[2268] in SIPB-AFS-requests
Re: Status of the cell, and possible plans to revert to 3.2
daemon@ATHENA.MIT.EDU (Greg Hudson)
Tue Jan 30 02:47:09 1996
To: jweiss@MIT.EDU
Cc: sipb-afsreq@MIT.EDU
In-Reply-To: Your message of "Tue, 30 Jan 1996 01:50:49 EST."
<9601300650.AA25445@w20-spare-dec.MIT.EDU>
Date: Tue, 30 Jan 1996 02:46:26 EST
From: Greg Hudson <ghudson@MIT.EDU>
> cd /
> /usr/afs/bin/bosserver < /dev/null >& /dev/null &
> This is how I was told to start it the first time I dealt with the
> dying bosserver problem, and am somewhat superstitous about the I/O
> redirection.
Actually, I think this fully explains the problems we're seeing.
When I upgraded the cell, and every time we recovered from the
dying-server problem, we ran "/usr/afs/bin/bosserver &" without I/O
redirection.

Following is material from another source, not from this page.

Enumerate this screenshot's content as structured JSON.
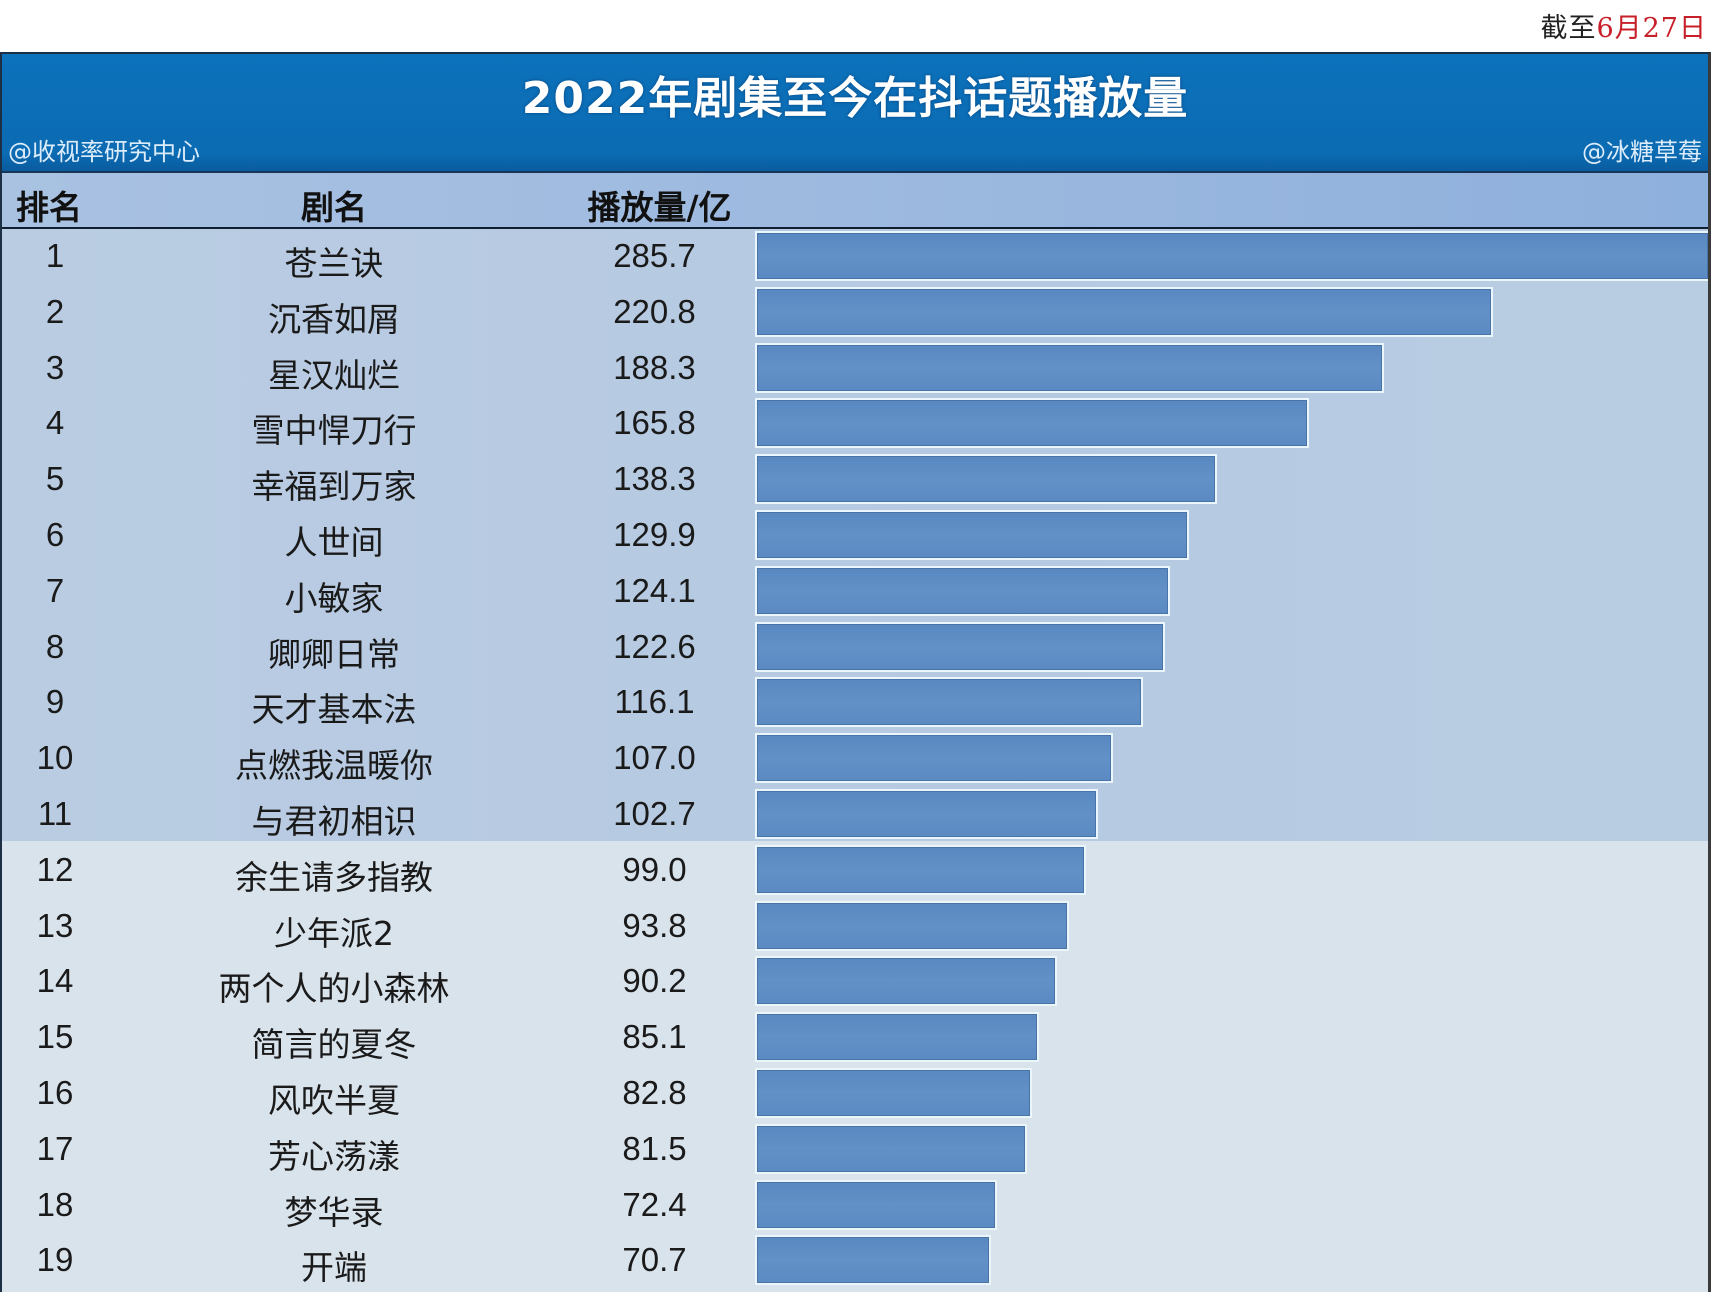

Then we logged out, making the tty the bosserver is
associated with go away. The next time the bosserver tries to write
to the tty, it will die (on a SIGTTOU, I think). This doesn't happen
on normal startup, because the tty associated with the bosserver
(/dev/console) doesn't go away.
If this theory is correct, rosebud's bosserver should not die, but we
should expect ronald-ann's to in the near future.
Incidentally, this is another instance of AFS sucking. Unix servers
traditionally background themselves, disassociate themselves from the
tty, and log errors using syslog() or some form of file logging rather
than output to stdout or stderr. Thus they don't have this problem.
Since bosserver doesn't background itself, I should have thought of
the tty problem much earlier.
Updated plan:
* If we see the failure mode on ronald-ann, reboot the machine
(just in case something else is wrong).
* If we see the failure mode on rosebud again, then my theory
is shot to hell and we should follow the old plan, subject
to jweiss's and kcr's addendums.